Aims/hypothesis: Inappropriate insulin secretion and biosynthesis are hallmarks of beta cell dysfunction and contribute to the progression from a prediabetic state to overt diabetes mellitus. During the prediabetic state, beta cells are exposed to elevated levels of proinflammatory cytokines. In the present study the effect of these cytokines and mitogen-activated protein kinase kinase kinase 1 (MEKK1), which is known to be activated by these cytokines, on human insulin gene (INS) transcription was investigated.
Methods: Biochemical methods and reporter gene assays were used in a beta cell line and in primary pancreatic islets from transgenic mice.
Results: IL-1beta and MEKK1 specifically inhibited basal and membrane depolarisation and cAMP-induced INS transcription in the beta cell line. Also, in primary islets of reporter gene mice, IL-1beta reduced glucose-stimulated INS transcription.

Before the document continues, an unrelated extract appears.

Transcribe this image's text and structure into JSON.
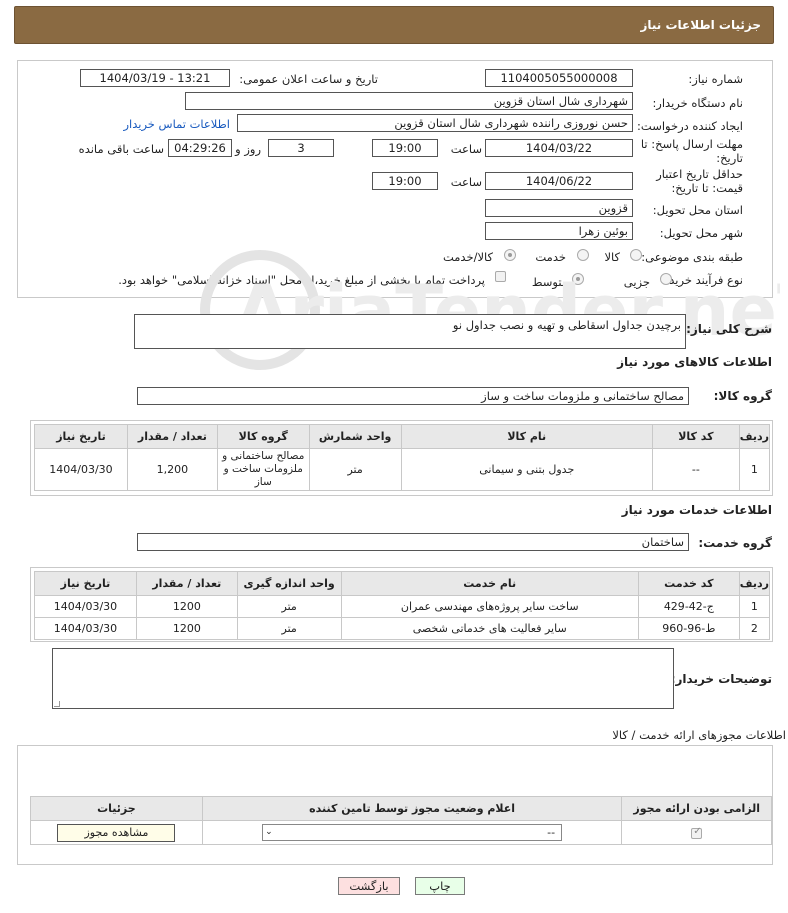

A 5'- and 3'-deletion and internal mutation analysis revealed the rat insulin promoter element 3b (RIPE3b) to be a decisive MEKK1-responsive element of the INS. RIPE3b conferred strong transcriptional activity to a heterologous promoter, and this activity was markedly inhibited by MEKK1 and IL-1beta. RIPE3b is also known to recruit the transcription factor MafA. We found here that MafA transcription activity is markedly inhibited by MEKK1 and IL-1beta.

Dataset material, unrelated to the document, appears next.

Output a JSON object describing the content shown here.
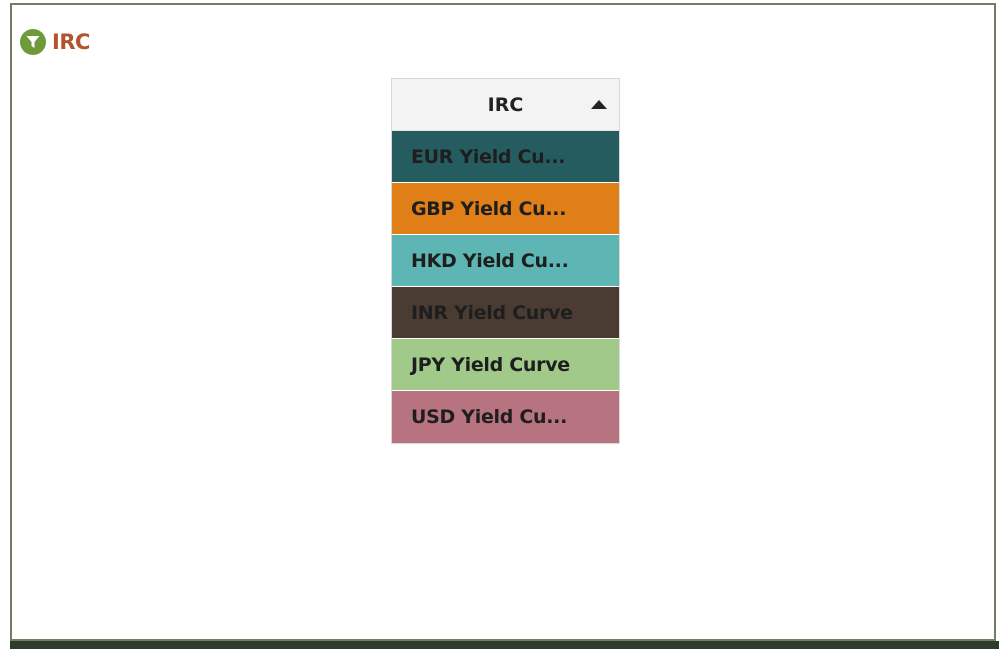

Conclusions/interpretation: These data suggest that IL-1beta through MEKK1 inhibits INS transcription and does so, at least in part, by decreasing MafA transcriptional activity at the RIPE3b control element. Since inappropriate insulin biosynthesis contributes to beta cell dysfunction, inhibition of MEKK1 might decelerate or prevent progression from a prediabetic state to diabetes mellitus.